You’ll notice that Figure 1 presents the ranking of each state, whereby the top ranked states include either states without at least one major tax, such as the individual income tax, or states that have all major taxes with low rates and broad bases. Meanwhile, poor ranked states share similar shortcomings such as complex non-neutral taxes and comparatively high tax rates, such as in the three worst ranking states: California, New York, and New Jersey.

How has Texas fared? Texas ranked 13th best nationwide for the second year in a row.

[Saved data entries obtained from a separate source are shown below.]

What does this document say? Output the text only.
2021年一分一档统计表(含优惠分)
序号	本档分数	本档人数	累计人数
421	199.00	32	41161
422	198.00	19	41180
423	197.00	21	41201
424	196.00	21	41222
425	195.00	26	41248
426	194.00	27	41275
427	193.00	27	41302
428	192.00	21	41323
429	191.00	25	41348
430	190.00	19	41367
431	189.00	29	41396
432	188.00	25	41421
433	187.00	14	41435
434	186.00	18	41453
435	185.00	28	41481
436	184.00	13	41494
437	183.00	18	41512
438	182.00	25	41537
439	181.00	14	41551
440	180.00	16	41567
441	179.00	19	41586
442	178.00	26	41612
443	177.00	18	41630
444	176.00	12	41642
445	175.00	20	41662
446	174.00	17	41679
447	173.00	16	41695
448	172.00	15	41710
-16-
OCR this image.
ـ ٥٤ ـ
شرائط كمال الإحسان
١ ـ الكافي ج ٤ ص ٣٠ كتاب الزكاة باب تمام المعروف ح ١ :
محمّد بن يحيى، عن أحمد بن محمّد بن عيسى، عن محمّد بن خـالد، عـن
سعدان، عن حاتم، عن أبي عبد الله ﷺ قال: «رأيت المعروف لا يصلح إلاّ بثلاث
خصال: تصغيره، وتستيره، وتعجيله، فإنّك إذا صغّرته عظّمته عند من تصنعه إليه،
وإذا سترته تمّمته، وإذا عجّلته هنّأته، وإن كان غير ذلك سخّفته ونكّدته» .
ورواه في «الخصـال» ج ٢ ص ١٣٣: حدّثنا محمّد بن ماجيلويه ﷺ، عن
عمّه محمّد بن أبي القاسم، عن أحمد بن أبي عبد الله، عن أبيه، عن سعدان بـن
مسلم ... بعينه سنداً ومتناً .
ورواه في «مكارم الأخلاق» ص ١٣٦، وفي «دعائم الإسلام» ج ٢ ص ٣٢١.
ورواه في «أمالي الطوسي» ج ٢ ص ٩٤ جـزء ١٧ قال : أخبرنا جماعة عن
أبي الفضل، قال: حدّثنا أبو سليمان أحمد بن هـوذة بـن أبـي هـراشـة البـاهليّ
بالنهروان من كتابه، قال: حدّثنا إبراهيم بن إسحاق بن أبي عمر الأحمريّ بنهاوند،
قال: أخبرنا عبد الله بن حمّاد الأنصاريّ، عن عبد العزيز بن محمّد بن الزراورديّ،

While Texas continues to excel in the individual income tax category—because it rightfully doesn’t have one, its tepid overall ranking can be attributed to lower scores in property tax, corporate income tax, and, particularly, unemployment insurance, where it fell thirteen spots since last year.

Although the 2015 Texas Legislature cut the business franchise (margins) tax rates by 25 percent, the relative ranking of the corporate income tax portion of the index remains unchanged at 49th, or second worst! This is because the business tax is a gross receipts-style tax that is costly to comply with and pay. If Texas eliminated this onerous tax, the Tax Foundation finds the state’s overall business tax climate could increase to 3rd best and the Texas Public Policy Foundation and the Legislative Budget Board (LBB) estimated large economic gains.

Texans have been hurt by burdensome local property taxes for too long, with that ranking in the report being 14th worst in the last two years. We know all too well about complexity, high rates, and lack of voter oversight. To overcome this burden, the Texas Public Policy Foundation recommends structural reforms in the short run while replacing them soon with a reformed sales tax (higher rate and broader base) to achieve more economic growth and job creation.

Moving forward, our elected officials should consider these rankings by the Tax Foundation and other reports when looking for ways to improve the state’s business tax climate so Texans have the best chance to start a new business or gain employment. The Texas model of limited government has contributed to human flourishing, where 25 percent of new jobs created nationwide have been since December 2007, but there’s always room for improvement.